EDITORIAL: Don't force refugees on Montana
Five hundred people showed up earlier this month for a Ravalli County commissioners’ meeting to urge the commissioners to officially object to importing Syrian refugees to the Bitterroot.
A few days later, nearly 500 people showed up in Kalispell to attend an informational meeting on the dangers of refugee resettlement, and 100 more traveled to Helena to protest at the Capitol.
So why would the idea of a few dozen Syrian refugees cause hundreds of Montanans to turn up across the state to protest vehemently against the federal government’s resettlement policy?
That’s easy. Fear.
But that’s the only thing that all Montanans can agree on regarding this issue. The follow-up question, of course, is whether that fear is justified or not.

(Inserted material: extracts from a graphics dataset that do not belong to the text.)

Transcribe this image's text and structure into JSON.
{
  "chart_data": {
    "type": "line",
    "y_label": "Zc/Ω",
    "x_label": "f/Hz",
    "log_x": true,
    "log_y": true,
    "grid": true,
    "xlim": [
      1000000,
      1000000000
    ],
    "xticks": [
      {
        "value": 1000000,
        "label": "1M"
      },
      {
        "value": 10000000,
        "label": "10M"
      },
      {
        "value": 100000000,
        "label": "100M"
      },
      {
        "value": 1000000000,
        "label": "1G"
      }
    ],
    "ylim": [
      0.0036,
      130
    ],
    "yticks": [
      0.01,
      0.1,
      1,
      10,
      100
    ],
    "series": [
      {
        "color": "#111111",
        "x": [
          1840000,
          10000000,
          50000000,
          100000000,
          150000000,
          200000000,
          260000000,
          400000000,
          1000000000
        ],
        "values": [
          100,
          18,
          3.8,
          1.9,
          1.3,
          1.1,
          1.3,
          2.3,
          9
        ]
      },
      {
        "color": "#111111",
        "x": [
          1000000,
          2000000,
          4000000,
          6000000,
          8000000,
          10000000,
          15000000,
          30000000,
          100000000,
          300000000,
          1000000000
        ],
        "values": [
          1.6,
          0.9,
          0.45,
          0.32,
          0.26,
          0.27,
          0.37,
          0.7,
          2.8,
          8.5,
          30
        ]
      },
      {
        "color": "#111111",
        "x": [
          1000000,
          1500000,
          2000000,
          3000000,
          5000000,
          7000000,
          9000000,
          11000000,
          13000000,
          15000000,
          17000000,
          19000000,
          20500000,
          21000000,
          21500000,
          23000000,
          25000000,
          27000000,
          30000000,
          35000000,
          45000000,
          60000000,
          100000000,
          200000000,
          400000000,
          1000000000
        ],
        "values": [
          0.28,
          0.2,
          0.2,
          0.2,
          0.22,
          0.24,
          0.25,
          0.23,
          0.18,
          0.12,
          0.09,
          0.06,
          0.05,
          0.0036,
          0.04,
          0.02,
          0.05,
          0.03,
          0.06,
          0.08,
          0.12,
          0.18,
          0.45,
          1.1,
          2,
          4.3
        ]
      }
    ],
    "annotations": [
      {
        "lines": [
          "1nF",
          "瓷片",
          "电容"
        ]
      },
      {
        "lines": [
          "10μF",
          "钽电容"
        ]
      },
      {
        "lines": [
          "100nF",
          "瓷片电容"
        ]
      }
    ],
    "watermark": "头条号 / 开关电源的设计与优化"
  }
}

It’s not sufficient to just point to the protesters and label them Islamophobic as if that proves anything. As everyone know, Islam is the breeding ground of Islamic terrorism, and Islamic terrorism is the No. 1 problem facing the world today.
But it’s not just terrorism. What is happening in Europe — which has been practicing an open-door policy for refugees not just from Syria but across the Middle East and North Africa — is a warning that the cultural divide between Islam and Western civilization is a source of friction, hatred and horror.
Just as bad as the Paris massacre and the Charlie Hebdo shootings have been the attacks on women and gay people across Europe. The refugees may want Western jobs, but they don’t want Western values, and that goes for Western Montana as well as Western Europe.
Americans are not stupid. We can see what has happened to Germany, Sweden, the Netherlands, France, Greece, Belgium and Italy as a result of the European Union’s failure to regulate its external border. We don’t want it to happen here.
That doesn’t mean that we have to ban all Muslims from entering the country, as Donald Trump has suggested on a temporary basis. But it should mean that only immigrants who are fully vetted and have a proven commitment to assimilate get to come here, and they do so on the same basis as other immigrants. They should not be forcibly deposited in small rural communities that don’t have the resources or inclination to welcome them.
The people of Montana are not united in their opposition to Syrian refugees, but if the government forces them into our midst against the will of the majority, the result will be division and loss of cohesion in a state that is already divided enough.